Another estimate of cow to btu: https://www.farmshow.com/view_articles.php?a_id=908

> "One cow gives off 4,400 btu's per hour. Our Dairy-Aire system recovers 2,500 btu's. A 60-cow herd will easily heat and cool the average 1,500 to 2,000 sq. ft. home," Lussenden told FARM SHOW, noting that the system can also be installed in high capacity hog, poultry and other confinement buildings.

https://www.motherearthnews.com/homesteading-and-livestock/c...

> It wasn’t long before the inventive engineer realized that, since a single cow gives off 3,500-4,000 BTU an hour, a mere 15 milkers could provide sufficient excess warmth to heat a standard 2,000-square-foot home.

---

The cows don't need mining rigs.

goldenkey · 4 years ago
In the same vein, Palestine has a huge unpaid electricity bill from Israel too.
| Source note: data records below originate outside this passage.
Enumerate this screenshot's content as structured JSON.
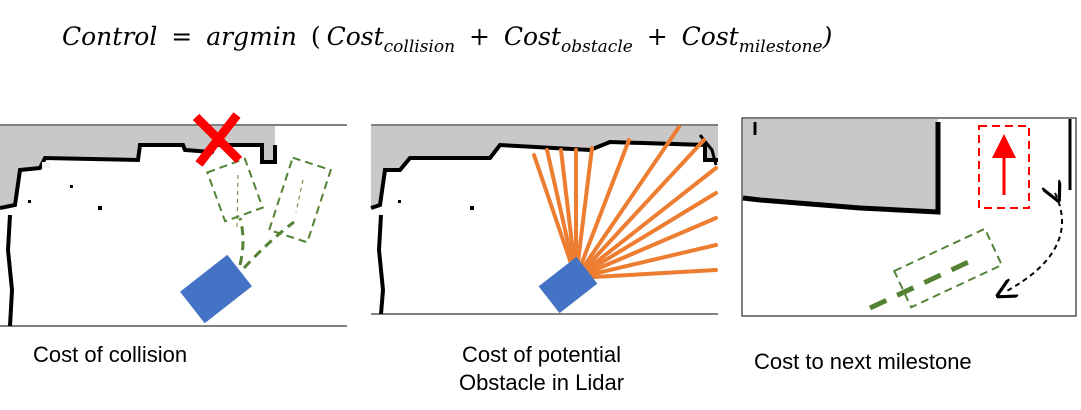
{
  "formula": {
    "lhs": "Control",
    "equals": "=",
    "func": "argmin",
    "open": "(",
    "term1": {
      "base": "Cost",
      "sub": "collision"
    },
    "plus1": "+",
    "term2": {
      "base": "Cost",
      "sub": "obstacle"
    },
    "plus2": "+",
    "term3": {
      "base": "Cost",
      "sub": "milestone"
    },
    "close": ")"
  },
  "panels": [
    {
      "caption": "Cost of collision"
    },
    {
      "caption_line1": "Cost of potential",
      "caption_line2": "Obstacle in Lidar"
    },
    {
      "caption": "Cost to next milestone"
    }
  ],
  "colors": {
    "robot": "#4472c4",
    "candidate_path": "#548235",
    "lidar_ray": "#ed7d31",
    "collision_mark": "#ff0000",
    "milestone": "#ff0000",
    "map_occupied": "#c8c8c8",
    "map_wall": "#000000"
  }
}
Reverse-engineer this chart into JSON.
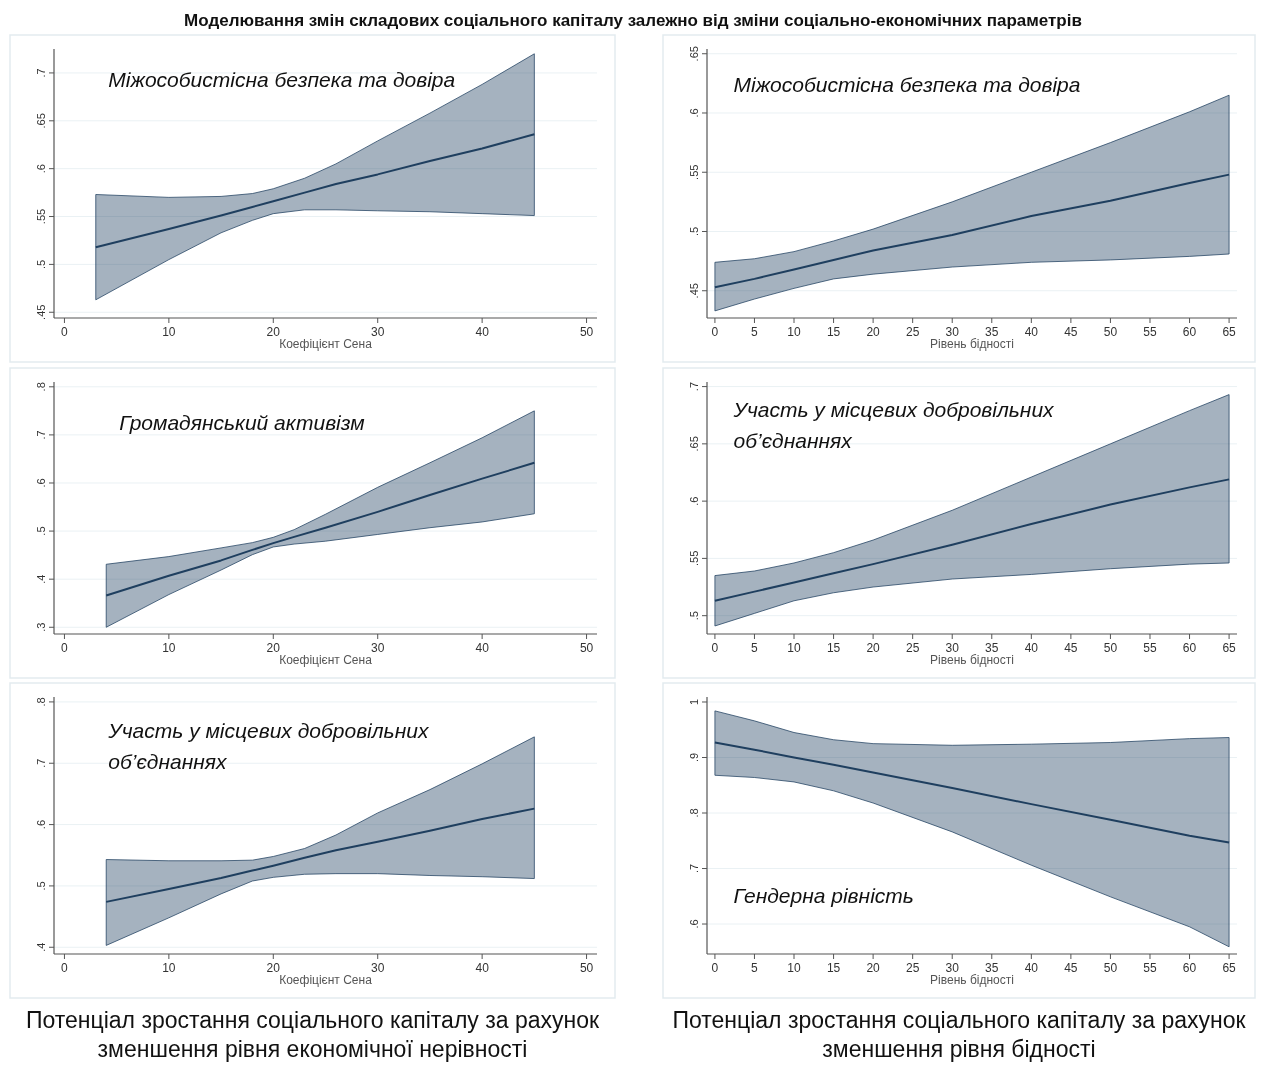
{
  "chart_data": [
    {
      "type": "line",
      "title": "Моделювання змін складових соціального капіталу залежно від зміни соціально-економічних параметрів",
      "xlabel": "Коефіцієнт Сена",
      "xlim": [
        -1,
        51
      ],
      "xticks": [
        0,
        10,
        20,
        30,
        40,
        50
      ],
      "ylim": [
        0.444,
        0.725
      ],
      "yticks": [
        {
          "value": 0.45,
          "label": ".45"
        },
        {
          "value": 0.5,
          "label": ".5"
        },
        {
          "value": 0.55,
          "label": ".55"
        },
        {
          "value": 0.6,
          "label": ".6"
        },
        {
          "value": 0.65,
          "label": ".65"
        },
        {
          "value": 0.7,
          "label": ".7"
        }
      ],
      "grid": "y",
      "annotations": [
        "Міжособистісна безпека та довіра"
      ],
      "series": [
        {
          "color": "#1f3f5f",
          "x": [
            3,
            10,
            15,
            18,
            20,
            23,
            26,
            30,
            35,
            40,
            45
          ],
          "values": [
            0.518,
            0.537,
            0.551,
            0.56,
            0.566,
            0.575,
            0.584,
            0.594,
            0.608,
            0.621,
            0.636
          ],
          "upper": [
            0.573,
            0.57,
            0.571,
            0.574,
            0.579,
            0.59,
            0.605,
            0.629,
            0.658,
            0.688,
            0.72
          ],
          "lower": [
            0.463,
            0.505,
            0.533,
            0.546,
            0.553,
            0.557,
            0.557,
            0.556,
            0.555,
            0.553,
            0.551
          ]
        }
      ]
    },
    {
      "type": "line",
      "xlabel": "Рівень бідності",
      "xlim": [
        -1,
        66
      ],
      "xticks": [
        0,
        5,
        10,
        15,
        20,
        25,
        30,
        35,
        40,
        45,
        50,
        55,
        60,
        65
      ],
      "ylim": [
        0.427,
        0.654
      ],
      "yticks": [
        {
          "value": 0.45,
          "label": ".45"
        },
        {
          "value": 0.5,
          "label": ".5"
        },
        {
          "value": 0.55,
          "label": ".55"
        },
        {
          "value": 0.6,
          "label": ".6"
        },
        {
          "value": 0.65,
          "label": ".65"
        }
      ],
      "grid": "y",
      "annotations": [
        "Міжособистісна безпека та довіра"
      ],
      "series": [
        {
          "color": "#1f3f5f",
          "x": [
            0,
            5,
            10,
            15,
            20,
            30,
            40,
            50,
            60,
            65
          ],
          "values": [
            0.453,
            0.46,
            0.468,
            0.476,
            0.484,
            0.497,
            0.513,
            0.526,
            0.541,
            0.548
          ],
          "upper": [
            0.474,
            0.477,
            0.483,
            0.492,
            0.502,
            0.525,
            0.55,
            0.575,
            0.601,
            0.615
          ],
          "lower": [
            0.433,
            0.443,
            0.452,
            0.46,
            0.464,
            0.47,
            0.474,
            0.476,
            0.479,
            0.481
          ]
        }
      ]
    },
    {
      "type": "line",
      "xlabel": "Коефіцієнт Сена",
      "xlim": [
        -1,
        51
      ],
      "xticks": [
        0,
        10,
        20,
        30,
        40,
        50
      ],
      "ylim": [
        0.286,
        0.81
      ],
      "yticks": [
        {
          "value": 0.3,
          "label": ".3"
        },
        {
          "value": 0.4,
          "label": ".4"
        },
        {
          "value": 0.5,
          "label": ".5"
        },
        {
          "value": 0.6,
          "label": ".6"
        },
        {
          "value": 0.7,
          "label": ".7"
        },
        {
          "value": 0.8,
          "label": ".8"
        }
      ],
      "grid": "y",
      "annotations": [
        "Громадянський активізм"
      ],
      "series": [
        {
          "color": "#1f3f5f",
          "x": [
            4,
            10,
            15,
            18,
            20,
            22,
            25,
            30,
            35,
            40,
            45
          ],
          "values": [
            0.366,
            0.407,
            0.439,
            0.461,
            0.475,
            0.488,
            0.507,
            0.54,
            0.575,
            0.609,
            0.642
          ],
          "upper": [
            0.431,
            0.447,
            0.465,
            0.476,
            0.487,
            0.503,
            0.535,
            0.591,
            0.642,
            0.694,
            0.75
          ],
          "lower": [
            0.3,
            0.368,
            0.419,
            0.451,
            0.467,
            0.473,
            0.479,
            0.493,
            0.507,
            0.519,
            0.536
          ]
        }
      ]
    },
    {
      "type": "line",
      "xlabel": "Рівень бідності",
      "xlim": [
        -1,
        66
      ],
      "xticks": [
        0,
        5,
        10,
        15,
        20,
        25,
        30,
        35,
        40,
        45,
        50,
        55,
        60,
        65
      ],
      "ylim": [
        0.484,
        0.704
      ],
      "yticks": [
        {
          "value": 0.5,
          "label": ".5"
        },
        {
          "value": 0.55,
          "label": ".55"
        },
        {
          "value": 0.6,
          "label": ".6"
        },
        {
          "value": 0.65,
          "label": ".65"
        },
        {
          "value": 0.7,
          "label": ".7"
        }
      ],
      "grid": "y",
      "annotations": [
        "Участь у місцевих добровільних об’єднаннях"
      ],
      "series": [
        {
          "color": "#1f3f5f",
          "x": [
            0,
            5,
            10,
            15,
            20,
            30,
            40,
            50,
            60,
            65
          ],
          "values": [
            0.513,
            0.521,
            0.529,
            0.537,
            0.545,
            0.562,
            0.58,
            0.597,
            0.612,
            0.619
          ],
          "upper": [
            0.535,
            0.539,
            0.546,
            0.555,
            0.566,
            0.592,
            0.621,
            0.65,
            0.679,
            0.693
          ],
          "lower": [
            0.491,
            0.502,
            0.513,
            0.52,
            0.525,
            0.532,
            0.536,
            0.541,
            0.545,
            0.546
          ]
        }
      ]
    },
    {
      "type": "line",
      "xlabel": "Коефіцієнт Сена",
      "xlim": [
        -1,
        51
      ],
      "xticks": [
        0,
        10,
        20,
        30,
        40,
        50
      ],
      "ylim": [
        0.389,
        0.808
      ],
      "yticks": [
        {
          "value": 0.4,
          "label": ".4"
        },
        {
          "value": 0.5,
          "label": ".5"
        },
        {
          "value": 0.6,
          "label": ".6"
        },
        {
          "value": 0.7,
          "label": ".7"
        },
        {
          "value": 0.8,
          "label": ".8"
        }
      ],
      "grid": "y",
      "annotations": [
        "Участь у місцевих добровільних об’єднаннях",
        "Потенціал зростання соціального капіталу за рахунок зменшення рівня економічної нерівності"
      ],
      "series": [
        {
          "color": "#1f3f5f",
          "x": [
            4,
            10,
            15,
            18,
            20,
            23,
            26,
            30,
            35,
            40,
            45
          ],
          "values": [
            0.474,
            0.495,
            0.513,
            0.525,
            0.533,
            0.546,
            0.558,
            0.572,
            0.59,
            0.609,
            0.626
          ],
          "upper": [
            0.543,
            0.541,
            0.541,
            0.542,
            0.548,
            0.561,
            0.583,
            0.619,
            0.657,
            0.699,
            0.743
          ],
          "lower": [
            0.403,
            0.448,
            0.487,
            0.508,
            0.514,
            0.519,
            0.52,
            0.52,
            0.517,
            0.515,
            0.512
          ]
        }
      ]
    },
    {
      "type": "line",
      "xlabel": "Рівень бідності",
      "xlim": [
        -1,
        66
      ],
      "xticks": [
        0,
        5,
        10,
        15,
        20,
        25,
        30,
        35,
        40,
        45,
        50,
        55,
        60,
        65
      ],
      "ylim": [
        0.546,
        1.009
      ],
      "yticks": [
        {
          "value": 0.6,
          "label": ".6"
        },
        {
          "value": 0.7,
          "label": ".7"
        },
        {
          "value": 0.8,
          "label": ".8"
        },
        {
          "value": 0.9,
          "label": ".9"
        },
        {
          "value": 1,
          "label": "1"
        }
      ],
      "grid": "y",
      "annotations": [
        "Гендерна рівність",
        "Потенціал зростання соціального капіталу за рахунок зменшення рівня бідності"
      ],
      "series": [
        {
          "color": "#1f3f5f",
          "x": [
            0,
            5,
            10,
            15,
            20,
            30,
            40,
            50,
            60,
            65
          ],
          "values": [
            0.927,
            0.914,
            0.9,
            0.887,
            0.873,
            0.845,
            0.816,
            0.788,
            0.759,
            0.747
          ],
          "upper": [
            0.984,
            0.966,
            0.945,
            0.932,
            0.925,
            0.922,
            0.924,
            0.927,
            0.934,
            0.936
          ],
          "lower": [
            0.868,
            0.864,
            0.856,
            0.84,
            0.818,
            0.766,
            0.706,
            0.649,
            0.595,
            0.559
          ]
        }
      ]
    }
  ]
}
https://www.aljazeera.com/economy/2021/11/5/as-israel-threat...

nradov · 4 years ago
Also a power company technician who comes out to disconnect a particular customer is likely to get shot.
petre · 4 years ago
What about limiting the electricity, causing brownouts when the limits are abused?
0x_rs · 4 years ago
You cannot simply stop providing electricity to people that don't pay the bill. It's a long process that takes time and sometimes providers don't even bother, because of the human rights. That's how it is in my European country and I suppose it is similar there too.
kolinko · 4 years ago
In Poland you just get cut off after a few months of nonpayments. I know because I forgot to pay a few times.

I think we have social programs for people who can't pay for electricity. Or at least I hope so...

yardie · 4 years ago
What if you cut it off if they reach a quota?

Like my bill is 900kW/mo for a family of 3 with climatisation in the southern US. I think this is a reasonable amount. Then, you can still mine crypto but know you can't go balls to the wall.

boomskats · 4 years ago
> Coin mining has been on the rise in northern Kosovo, mostly populated by Serbs who do not recognise the state of Kosovo and refuse to pay electricity.

This is a very loaded, technically inaccurate statement. This recent article explains the situation better: https://balkaninsight.com/2021/11/23/kosovo-to-end-free-ener...

petre · 4 years ago
"Mimoza Kusari-Lila, an MP from the ruling Vetevendosje party said that “it is a matter of weeks” until consumers in northern start paying their own bills for the first time since the war ended in Kosovo in June 1999."

"Serb consumers in the four northern municipalities have not paid for their electricity since 1999. According to Radio Free Europe, the total cost of the energy used in the Serb-majority municipalities is around 12 million euros per year."

Whoever really believes that people who haven't paid their bills since 1999 would magically start paying in 2022 is quite naive.

londons_explore · 4 years ago
It is a literal quote from the article...
vasac · 4 years ago
You must be new here ;)

Even 30 years ago, while Kosovo was part of Serbia, people didn't pay for electricity. But at that time Albanians weren't paying for it.

Later tables turned and Albanians become rulers, but then Serbs refused to pay.

And why electricity was still delivered to the people in both cases - well, with everithing that was/is going on there that's the most benign issue one can think off.